Question

Below is a schematic diagram of a room 2m long, 2m wide, and 3m high. An ant is at position A on the ground and a lizard is at position B on the ceiling. 
Calculate the shortest distance the lizard has to travel to eat the ant. Write the answer in the box provided. 

 

Hint:

When finding the shortest path on a 3D object like a room, unfold the walls into a 2D plane to turn a complex 3D problem into a simple 2D one. Then use the Pythagorean theorem to calculate the straight-line distance between the start and end points. Always compare possible unfoldings to find the true shortest path.

Answer 1

The shortest distance the lizard has to travel is found by "unfolding" the room into a two-dimensional net and calculating the straight-line distance (the hypotenuse of a right-angled triangle) between point A (Ant) and point B (Lizard). 
The room dimensions are: 
Length (L) = 2 m 
Width (W) = 2 m 
Height (H) = 3 m 
Since the ant (A) is on the ground and the lizard (B) is on the ceiling at the diagonally opposite corner, the path must involve crossing at least two faces.
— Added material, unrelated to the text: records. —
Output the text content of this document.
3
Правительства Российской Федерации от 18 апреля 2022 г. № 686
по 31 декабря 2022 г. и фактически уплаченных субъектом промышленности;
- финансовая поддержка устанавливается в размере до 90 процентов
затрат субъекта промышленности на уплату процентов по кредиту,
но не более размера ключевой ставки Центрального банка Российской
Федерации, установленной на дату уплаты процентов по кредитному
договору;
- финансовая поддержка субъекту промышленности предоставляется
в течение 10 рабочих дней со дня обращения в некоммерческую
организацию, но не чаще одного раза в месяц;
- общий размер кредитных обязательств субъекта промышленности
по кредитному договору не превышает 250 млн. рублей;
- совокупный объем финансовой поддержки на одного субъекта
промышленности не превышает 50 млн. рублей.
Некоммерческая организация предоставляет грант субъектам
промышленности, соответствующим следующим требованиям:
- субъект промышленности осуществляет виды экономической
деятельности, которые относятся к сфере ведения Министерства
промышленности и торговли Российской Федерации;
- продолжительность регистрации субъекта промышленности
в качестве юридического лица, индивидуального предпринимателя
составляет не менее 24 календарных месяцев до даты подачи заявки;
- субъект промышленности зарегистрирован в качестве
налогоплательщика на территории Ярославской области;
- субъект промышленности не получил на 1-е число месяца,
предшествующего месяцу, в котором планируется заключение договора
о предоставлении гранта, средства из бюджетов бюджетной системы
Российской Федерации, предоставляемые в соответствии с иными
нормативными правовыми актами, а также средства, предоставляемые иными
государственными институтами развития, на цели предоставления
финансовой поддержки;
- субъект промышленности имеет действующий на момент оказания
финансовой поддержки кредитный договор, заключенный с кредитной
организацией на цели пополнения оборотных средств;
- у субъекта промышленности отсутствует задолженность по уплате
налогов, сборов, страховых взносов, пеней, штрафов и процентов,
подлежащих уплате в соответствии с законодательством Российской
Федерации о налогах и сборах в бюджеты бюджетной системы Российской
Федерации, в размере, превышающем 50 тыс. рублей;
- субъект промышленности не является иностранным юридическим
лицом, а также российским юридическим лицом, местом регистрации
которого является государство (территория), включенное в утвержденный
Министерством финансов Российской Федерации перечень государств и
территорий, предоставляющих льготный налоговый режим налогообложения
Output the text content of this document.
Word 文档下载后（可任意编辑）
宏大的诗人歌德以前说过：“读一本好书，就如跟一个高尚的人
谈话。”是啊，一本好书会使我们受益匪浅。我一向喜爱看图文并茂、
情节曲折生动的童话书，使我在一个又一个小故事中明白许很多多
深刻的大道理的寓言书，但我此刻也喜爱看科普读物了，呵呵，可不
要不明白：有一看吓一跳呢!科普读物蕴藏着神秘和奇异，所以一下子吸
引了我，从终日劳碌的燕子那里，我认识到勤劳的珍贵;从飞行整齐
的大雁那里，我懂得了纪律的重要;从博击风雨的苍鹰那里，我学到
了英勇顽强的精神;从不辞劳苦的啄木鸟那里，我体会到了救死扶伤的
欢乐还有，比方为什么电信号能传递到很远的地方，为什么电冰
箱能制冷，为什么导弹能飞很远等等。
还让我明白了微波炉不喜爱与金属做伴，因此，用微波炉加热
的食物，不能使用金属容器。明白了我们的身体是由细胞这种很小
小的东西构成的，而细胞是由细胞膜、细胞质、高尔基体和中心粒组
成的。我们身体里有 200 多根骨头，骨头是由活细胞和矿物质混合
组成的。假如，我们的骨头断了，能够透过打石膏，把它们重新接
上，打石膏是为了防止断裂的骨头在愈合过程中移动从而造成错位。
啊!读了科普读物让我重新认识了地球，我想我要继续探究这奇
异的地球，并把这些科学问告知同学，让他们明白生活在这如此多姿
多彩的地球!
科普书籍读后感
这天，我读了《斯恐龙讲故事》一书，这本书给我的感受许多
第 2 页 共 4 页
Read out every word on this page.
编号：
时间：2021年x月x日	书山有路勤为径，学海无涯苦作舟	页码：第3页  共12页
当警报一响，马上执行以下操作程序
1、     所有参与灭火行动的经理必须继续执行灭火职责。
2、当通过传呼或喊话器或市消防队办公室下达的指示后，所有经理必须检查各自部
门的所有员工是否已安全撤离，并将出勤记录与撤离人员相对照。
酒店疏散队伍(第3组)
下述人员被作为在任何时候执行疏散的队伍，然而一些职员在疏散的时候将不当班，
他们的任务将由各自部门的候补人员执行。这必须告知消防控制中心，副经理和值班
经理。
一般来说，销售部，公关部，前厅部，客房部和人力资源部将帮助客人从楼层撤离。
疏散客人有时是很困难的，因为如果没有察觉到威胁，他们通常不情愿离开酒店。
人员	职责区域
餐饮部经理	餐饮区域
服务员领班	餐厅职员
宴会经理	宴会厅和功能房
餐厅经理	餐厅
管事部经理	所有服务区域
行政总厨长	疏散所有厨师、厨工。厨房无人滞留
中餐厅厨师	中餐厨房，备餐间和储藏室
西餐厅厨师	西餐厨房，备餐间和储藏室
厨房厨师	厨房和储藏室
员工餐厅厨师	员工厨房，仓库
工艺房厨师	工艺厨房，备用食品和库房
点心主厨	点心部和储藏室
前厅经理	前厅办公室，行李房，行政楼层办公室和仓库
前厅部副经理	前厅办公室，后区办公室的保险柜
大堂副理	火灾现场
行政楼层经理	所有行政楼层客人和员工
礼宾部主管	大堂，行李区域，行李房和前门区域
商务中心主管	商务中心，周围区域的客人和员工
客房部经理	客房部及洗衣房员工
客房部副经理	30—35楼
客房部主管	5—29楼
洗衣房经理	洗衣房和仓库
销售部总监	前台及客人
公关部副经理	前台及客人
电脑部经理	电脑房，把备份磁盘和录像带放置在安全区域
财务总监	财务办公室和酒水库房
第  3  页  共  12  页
We need to check the three main ways to unfold the room to find the shortest distance. 
1. Path Across Two Adjacent Side Walls (Length and Width Walls) 
The shortest path will go up two adjacent vertical walls. 
Total horizontal distance = Length + Width = \( L + W = 2 + 2 = 4 \) m 
Vertical distance = Height = \( H = 3 \) m 
This forms a right-angled triangle with sides 4 m and 3 m: \[ d_1 = \sqrt{(L + W)^2 + H^2} = \sqrt{(2 + 2)^2 + 3^2} = \sqrt{4^2 + 3^2} = \sqrt{16 + 9} = \sqrt{25} = 5 \text{ m} \] 2. Path Across a Side Wall and the Ceiling/Floor 
This path goes up one wall and across the ceiling or floor. 
Length along one side = \( L + H = 2 + 3 = 5 \) m 
Other side = \( W = 2 \) m 
This forms another right-angled triangle: \[ d_2 = \sqrt{(L + H)^2 + W^2} = \sqrt{(2 + 3)^2 + 2^2} = \sqrt{5^2 + 2^2} = \sqrt{25 + 4} = \sqrt{29} \approx 5.39 \text{ m} \] Conclusion 
Since \( 5<5.39 \), the shortest distance the lizard has to travel is: \[ \boxed{5 \text{ meters}} \]